In an attempt to avoid the implications of Foster, Plaintiff argues that the claims for fraud, negligent misrepresentation, bad faith, breach of contract and breach of good faith and fair dealing are all claims "which are not dependent on the failure of the Defendant to make BRB payments." [Docket No. 11, p. 2]. This argument is flawed. Each of the claims alleged in Plaintiffs Complaint arise from the denial of no-fault benefits. Had State Farm paid the outstanding medical expenses, there would be no basis for any of the claims contained in the Complaint. In other words, Plaintiffs lawsuit is directly dependent on the failure to pay basic reparation benefits. As the MVRA does not permit damages beyond outstanding medical expenses, attorney's fees and interest, there is no cause ofaction for damages beyond a violation of Kentucky's no-fault act.

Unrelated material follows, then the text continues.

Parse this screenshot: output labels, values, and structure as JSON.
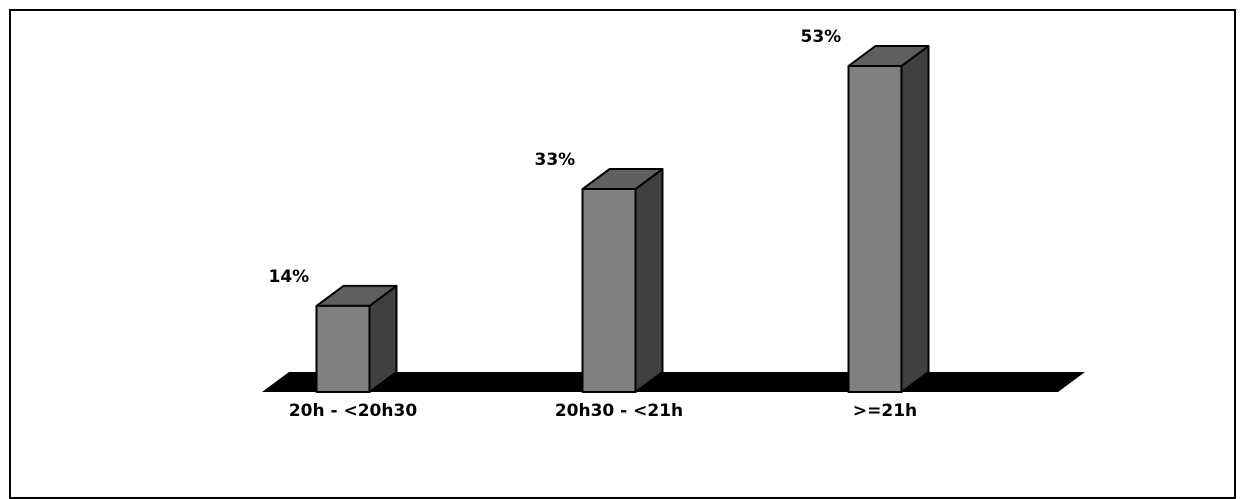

The Court finds that the MVRA governs the claims and relief at issue in this matter. Accordingly, Plaintiffs claims for compensatory and punitive damages must fail as a matter of law because Kentucky's Motor Vehicle Reparations Act provides Plaintiff's exclusive remedy. Therefore, Plaintiffs claims for compensatory and punitive damages against Defendant State Farm Mutual Automobile Insurance Company, in addition to outstanding medical expenses, interest and attorney's fees are hereby dismissed as a matter of law.

IT IS HEREBY ORDERED that Defendant State Farm Mutual Automobile Insurance Company's Motion for Partial Summary Judgment [Docket No.8] be SUSTAINED.

This is an INTERLOCUTORY and NON-APPEALABLE ORDER.